Cette année, la sélection vient auréoler de nouveaux talents et s’invite là où on ne l’attendrait pas forcément. Un grand coup de chapeau aux jolis remerciements de Deborah Lukumuena qui a reçu le César du meilleur second rôle féminin. La simplicité saupoudrée d’humour marquent la sincérité et la dignité de cette actrice qui se tire impeccablement de cet exercice de style.

Autre talent qui se confirme, celui du petit fils de Charlie Chaplin, James Thierrée, César du meilleur second rôle pour Chocolat. Arrivée spectaculaire au ralenti de celui qui est connu des scènes du monde entier. Un brin étouffé par l’aura d’Omar Sy, son talent éclate au grand jour. Celui qui baigne dans les arts du cirque depuis l’âge de 4 ans est encore tout imprégné de son tandem avec Omar Sy lors de ses remerciements. Le film rafle au passage le prix des meilleurs décors.

Autre bonne surprise, qui avait déjà obtenu une bonne presse à Cannes, le film d’animation « Ma Vie de Courgette » qui reçoit le César de la meilleure adaptation.

César du meilleur film étranger est remporté par le film de Ken Loach, déjà distingué à Cannes avec la Palme d’Or : « Moi, Daniel Blake », film éminement social et politique. Excellent film sur la pauvreté en Grande Bretagne et les harcèlements des chômeurs par les Institutions. Ce serait bien si ce prix pouvait amener une amélioration de leur condition. Il est intéressant de noter que sur 6 films étrangers en compétition, 5 viennent de la sélection Cannoise, dont l’excellent et hilarant « Tony Erdman ».

Le César du meilleur scénario « L’effet aquatique » a de quoi surprendre car on peut traverser le film en s’ennuyant ferme. Mais il appartient à un nouveau regard et se démarque ainsi.

« Mal de Pierre » le film de Nicole Garçia est porté de bout en bout par la merveilleuse Marion Cotillard.

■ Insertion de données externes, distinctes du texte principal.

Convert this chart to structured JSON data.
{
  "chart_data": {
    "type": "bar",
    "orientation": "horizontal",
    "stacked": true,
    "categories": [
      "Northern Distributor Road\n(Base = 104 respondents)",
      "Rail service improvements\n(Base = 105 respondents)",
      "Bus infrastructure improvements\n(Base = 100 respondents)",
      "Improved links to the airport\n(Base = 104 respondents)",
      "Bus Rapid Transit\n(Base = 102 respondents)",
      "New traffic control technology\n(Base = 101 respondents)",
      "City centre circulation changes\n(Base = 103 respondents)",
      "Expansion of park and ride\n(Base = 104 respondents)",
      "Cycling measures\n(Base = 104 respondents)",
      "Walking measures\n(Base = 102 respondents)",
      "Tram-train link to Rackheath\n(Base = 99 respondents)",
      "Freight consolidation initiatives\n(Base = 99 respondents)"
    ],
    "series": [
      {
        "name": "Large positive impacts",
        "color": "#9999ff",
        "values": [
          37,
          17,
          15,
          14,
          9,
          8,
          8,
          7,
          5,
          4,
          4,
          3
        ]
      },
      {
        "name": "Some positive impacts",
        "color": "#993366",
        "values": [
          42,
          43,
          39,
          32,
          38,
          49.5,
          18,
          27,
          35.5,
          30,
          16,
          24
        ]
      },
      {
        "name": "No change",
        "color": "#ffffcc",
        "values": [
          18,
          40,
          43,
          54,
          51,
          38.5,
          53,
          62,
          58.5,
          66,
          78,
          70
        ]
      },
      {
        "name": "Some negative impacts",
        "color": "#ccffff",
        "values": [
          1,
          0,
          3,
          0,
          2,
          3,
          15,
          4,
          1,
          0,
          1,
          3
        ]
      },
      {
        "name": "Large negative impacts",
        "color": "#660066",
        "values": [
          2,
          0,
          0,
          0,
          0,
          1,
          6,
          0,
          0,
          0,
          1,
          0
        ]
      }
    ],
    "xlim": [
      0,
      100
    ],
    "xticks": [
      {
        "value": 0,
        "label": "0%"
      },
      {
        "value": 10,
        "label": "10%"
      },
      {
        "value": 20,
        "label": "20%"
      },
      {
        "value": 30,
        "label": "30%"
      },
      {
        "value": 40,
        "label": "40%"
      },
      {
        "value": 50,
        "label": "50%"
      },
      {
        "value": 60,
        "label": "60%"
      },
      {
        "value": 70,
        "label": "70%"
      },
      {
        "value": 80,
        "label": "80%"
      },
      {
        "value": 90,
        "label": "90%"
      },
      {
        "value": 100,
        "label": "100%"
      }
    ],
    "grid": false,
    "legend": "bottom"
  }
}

Hélas, cela ne suffit pas pour le distinguer malgré sa prestation époustouflante.

Enfin, les deux films qui m’ont fait vibrer, pleurer et rire ont remportés plusieurs Césars.

« Juste la fin du monde » de Xavier Dolan obtient le César du meilleur réalisateur, saluant ainsi le regard tout particulier de Xavier Dolan sur son métier. Il a baigné depuis sa tendre enfance dans le monde du doublage au Quebec. Il y retourne même quelquefois, histoire de se remettre dans la structure intellectuelle du doublage. C’est un bon exercice pour les acteurs. Ce sont les gens du doublage qui l’ont formé et lui ont donné ce regard si particulier sur le monde du cinéma. Ses goûts sont très sûrs et très affirmés. Il est d’ailleurs en tournage sur un film commencé dès cet été. Il lui reste encore 40 jours de tournage et espère présenter son film dès les mois d’automne. Ensuite, entre les promotions sur les différents pays et ses projets tournés vers l’Asie, il est possible qu’il se passe bien 3 ans avant qu’on ne voit un autre film.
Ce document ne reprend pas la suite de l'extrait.